Here’s the technical explanation of why this happens: Pecan trees are monoecious, which means they have male flowers and female flowers on the same tree. The blooms are wind-pollinated. Some trees are protogynous (female pistils open first) while others are protandrous (male catkins start shedding pollen before the pistils open). Pistils are borne on current season growth. Catkins are located on last season’s growth. (The catkins are those little twiggy things that make such a mess when they fall.) If there is heavy rainfall between the time the males release pollen and the females are ready to be pollinated, you can expect a poor crop of nuts. Some years the tree’s timing is off, with no good explanation. Since each tree has its own schedule, having trees of several different varieties provides a better opportunity for successful pollination. More than you wanted to know, right?

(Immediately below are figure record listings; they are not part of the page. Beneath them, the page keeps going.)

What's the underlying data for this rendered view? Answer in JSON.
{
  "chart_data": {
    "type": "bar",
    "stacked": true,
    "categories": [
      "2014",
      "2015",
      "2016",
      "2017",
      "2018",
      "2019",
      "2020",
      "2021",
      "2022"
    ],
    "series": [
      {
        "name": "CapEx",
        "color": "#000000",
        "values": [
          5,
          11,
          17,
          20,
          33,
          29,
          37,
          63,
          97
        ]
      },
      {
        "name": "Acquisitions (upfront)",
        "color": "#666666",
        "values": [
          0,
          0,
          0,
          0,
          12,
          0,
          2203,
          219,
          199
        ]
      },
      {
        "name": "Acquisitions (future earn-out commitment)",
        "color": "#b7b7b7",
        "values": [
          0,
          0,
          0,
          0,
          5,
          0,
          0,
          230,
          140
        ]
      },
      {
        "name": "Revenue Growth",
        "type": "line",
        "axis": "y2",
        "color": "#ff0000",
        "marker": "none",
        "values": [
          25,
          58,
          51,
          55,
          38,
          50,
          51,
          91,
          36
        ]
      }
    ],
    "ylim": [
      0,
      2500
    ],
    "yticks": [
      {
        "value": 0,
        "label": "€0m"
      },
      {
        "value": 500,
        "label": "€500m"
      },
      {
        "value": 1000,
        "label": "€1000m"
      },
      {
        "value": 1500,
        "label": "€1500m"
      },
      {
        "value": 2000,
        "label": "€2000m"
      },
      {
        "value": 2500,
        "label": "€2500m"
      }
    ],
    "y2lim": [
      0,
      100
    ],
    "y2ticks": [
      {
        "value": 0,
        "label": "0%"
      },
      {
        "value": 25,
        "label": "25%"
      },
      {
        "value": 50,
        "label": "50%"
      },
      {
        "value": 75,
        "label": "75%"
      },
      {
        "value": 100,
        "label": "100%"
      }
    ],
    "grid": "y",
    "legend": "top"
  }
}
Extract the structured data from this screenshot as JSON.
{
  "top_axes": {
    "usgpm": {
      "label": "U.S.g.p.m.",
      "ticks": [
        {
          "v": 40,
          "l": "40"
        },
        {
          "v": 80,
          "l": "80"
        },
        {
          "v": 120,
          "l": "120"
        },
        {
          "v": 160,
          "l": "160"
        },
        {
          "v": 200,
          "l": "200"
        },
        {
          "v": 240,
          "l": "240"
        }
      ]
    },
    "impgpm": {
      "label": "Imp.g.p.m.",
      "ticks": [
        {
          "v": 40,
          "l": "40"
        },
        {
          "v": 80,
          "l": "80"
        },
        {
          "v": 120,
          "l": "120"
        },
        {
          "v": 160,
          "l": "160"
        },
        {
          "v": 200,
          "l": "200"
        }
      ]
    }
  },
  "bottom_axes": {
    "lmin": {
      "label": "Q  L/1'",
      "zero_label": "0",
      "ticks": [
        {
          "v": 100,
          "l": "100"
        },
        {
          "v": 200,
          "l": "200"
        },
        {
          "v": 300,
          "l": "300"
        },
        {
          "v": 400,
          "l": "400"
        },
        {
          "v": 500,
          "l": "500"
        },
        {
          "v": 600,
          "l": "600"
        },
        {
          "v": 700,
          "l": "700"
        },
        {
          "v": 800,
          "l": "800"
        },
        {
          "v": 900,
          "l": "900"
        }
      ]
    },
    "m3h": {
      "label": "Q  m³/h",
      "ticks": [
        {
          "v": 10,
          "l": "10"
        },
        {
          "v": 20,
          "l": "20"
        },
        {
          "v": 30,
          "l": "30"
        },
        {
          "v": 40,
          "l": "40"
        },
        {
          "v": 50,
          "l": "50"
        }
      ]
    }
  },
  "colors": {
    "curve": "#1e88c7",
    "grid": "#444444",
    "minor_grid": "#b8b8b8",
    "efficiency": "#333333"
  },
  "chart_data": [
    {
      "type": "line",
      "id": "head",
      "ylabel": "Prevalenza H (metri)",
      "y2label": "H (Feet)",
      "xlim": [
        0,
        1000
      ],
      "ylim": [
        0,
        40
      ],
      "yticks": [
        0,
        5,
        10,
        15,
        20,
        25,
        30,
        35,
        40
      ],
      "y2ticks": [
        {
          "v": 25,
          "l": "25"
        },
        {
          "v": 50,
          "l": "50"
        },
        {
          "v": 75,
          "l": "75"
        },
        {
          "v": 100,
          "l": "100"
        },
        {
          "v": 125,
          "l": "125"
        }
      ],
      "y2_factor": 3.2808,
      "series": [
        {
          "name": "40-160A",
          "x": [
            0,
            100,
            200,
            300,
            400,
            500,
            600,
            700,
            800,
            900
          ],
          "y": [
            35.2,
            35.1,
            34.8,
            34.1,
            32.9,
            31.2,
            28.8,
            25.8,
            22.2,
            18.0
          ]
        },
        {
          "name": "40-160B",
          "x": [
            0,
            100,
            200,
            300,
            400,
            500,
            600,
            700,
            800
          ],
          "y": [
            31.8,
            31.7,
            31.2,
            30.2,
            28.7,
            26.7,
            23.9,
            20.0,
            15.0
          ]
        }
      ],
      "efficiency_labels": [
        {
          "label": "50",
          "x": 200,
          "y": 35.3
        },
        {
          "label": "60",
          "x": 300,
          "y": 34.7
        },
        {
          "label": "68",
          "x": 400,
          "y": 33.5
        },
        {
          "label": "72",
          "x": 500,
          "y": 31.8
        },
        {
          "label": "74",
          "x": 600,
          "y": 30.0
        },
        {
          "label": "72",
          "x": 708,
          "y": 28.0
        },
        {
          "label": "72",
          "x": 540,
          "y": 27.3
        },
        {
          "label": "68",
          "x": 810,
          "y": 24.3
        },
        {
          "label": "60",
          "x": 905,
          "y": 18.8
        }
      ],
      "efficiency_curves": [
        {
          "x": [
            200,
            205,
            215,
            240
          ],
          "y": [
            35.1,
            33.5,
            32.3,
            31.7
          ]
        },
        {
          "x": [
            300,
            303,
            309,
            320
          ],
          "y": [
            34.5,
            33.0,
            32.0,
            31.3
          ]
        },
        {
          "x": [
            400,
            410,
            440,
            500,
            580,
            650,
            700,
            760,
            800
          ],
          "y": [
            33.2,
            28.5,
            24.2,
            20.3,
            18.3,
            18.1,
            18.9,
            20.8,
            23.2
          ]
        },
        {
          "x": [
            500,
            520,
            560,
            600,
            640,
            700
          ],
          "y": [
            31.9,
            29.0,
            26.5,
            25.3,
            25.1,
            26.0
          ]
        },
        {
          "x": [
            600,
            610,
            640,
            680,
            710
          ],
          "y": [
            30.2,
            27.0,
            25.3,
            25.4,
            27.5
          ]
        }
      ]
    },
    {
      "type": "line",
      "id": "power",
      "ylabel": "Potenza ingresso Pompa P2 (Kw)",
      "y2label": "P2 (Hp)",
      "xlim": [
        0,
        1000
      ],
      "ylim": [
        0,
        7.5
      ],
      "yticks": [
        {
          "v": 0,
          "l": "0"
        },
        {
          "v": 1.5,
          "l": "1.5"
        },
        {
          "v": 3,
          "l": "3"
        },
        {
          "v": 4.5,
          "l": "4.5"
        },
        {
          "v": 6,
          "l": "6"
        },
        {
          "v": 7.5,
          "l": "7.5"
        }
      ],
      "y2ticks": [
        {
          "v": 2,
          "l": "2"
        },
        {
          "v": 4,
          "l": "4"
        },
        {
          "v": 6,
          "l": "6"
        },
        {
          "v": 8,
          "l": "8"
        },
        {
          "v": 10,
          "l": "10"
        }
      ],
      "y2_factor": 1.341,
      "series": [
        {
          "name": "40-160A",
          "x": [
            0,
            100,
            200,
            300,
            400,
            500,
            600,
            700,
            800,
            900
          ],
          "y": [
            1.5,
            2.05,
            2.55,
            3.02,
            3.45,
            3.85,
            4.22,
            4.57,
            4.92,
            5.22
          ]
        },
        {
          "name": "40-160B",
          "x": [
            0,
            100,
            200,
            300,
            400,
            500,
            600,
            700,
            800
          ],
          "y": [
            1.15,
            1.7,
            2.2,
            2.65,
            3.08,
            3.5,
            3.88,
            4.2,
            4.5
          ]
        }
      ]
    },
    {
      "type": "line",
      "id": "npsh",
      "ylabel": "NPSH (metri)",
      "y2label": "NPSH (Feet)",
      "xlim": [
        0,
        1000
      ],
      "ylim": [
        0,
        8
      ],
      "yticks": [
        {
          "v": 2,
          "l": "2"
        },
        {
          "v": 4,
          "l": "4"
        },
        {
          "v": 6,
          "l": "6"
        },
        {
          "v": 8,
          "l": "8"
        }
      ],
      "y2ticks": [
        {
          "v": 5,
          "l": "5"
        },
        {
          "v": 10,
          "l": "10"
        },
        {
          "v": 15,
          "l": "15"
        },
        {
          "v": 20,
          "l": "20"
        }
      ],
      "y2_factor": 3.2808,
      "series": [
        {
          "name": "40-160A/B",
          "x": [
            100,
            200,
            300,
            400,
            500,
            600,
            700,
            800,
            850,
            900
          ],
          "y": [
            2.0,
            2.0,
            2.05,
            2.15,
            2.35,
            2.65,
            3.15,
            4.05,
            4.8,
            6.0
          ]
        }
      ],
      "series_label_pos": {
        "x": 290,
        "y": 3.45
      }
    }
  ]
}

Here is something you DO want to know. It’s the secret for perfectly toasted pecans. 1) Preheat oven to 350 degrees. 2) Line a baking sheet with parchment paper. 3) Spread two cups of nuts on the parchment. 4) Use a kitchen oil sprayer to spray all nuts with a fine mist of butter-flavored popcorn oil. Sprinkle with salt. 4) Bake 4 minutes. Remove from oven, stir and re-spread and lightly salt again. 5) Bake another 4 minutes. 6) Remove from oven and spread out on paper towels to cool. The nuts will continue to cook a bit after they are out of the oven, so wait until they’re completely cool to taste test. You can always add another minute if you like.  Yum.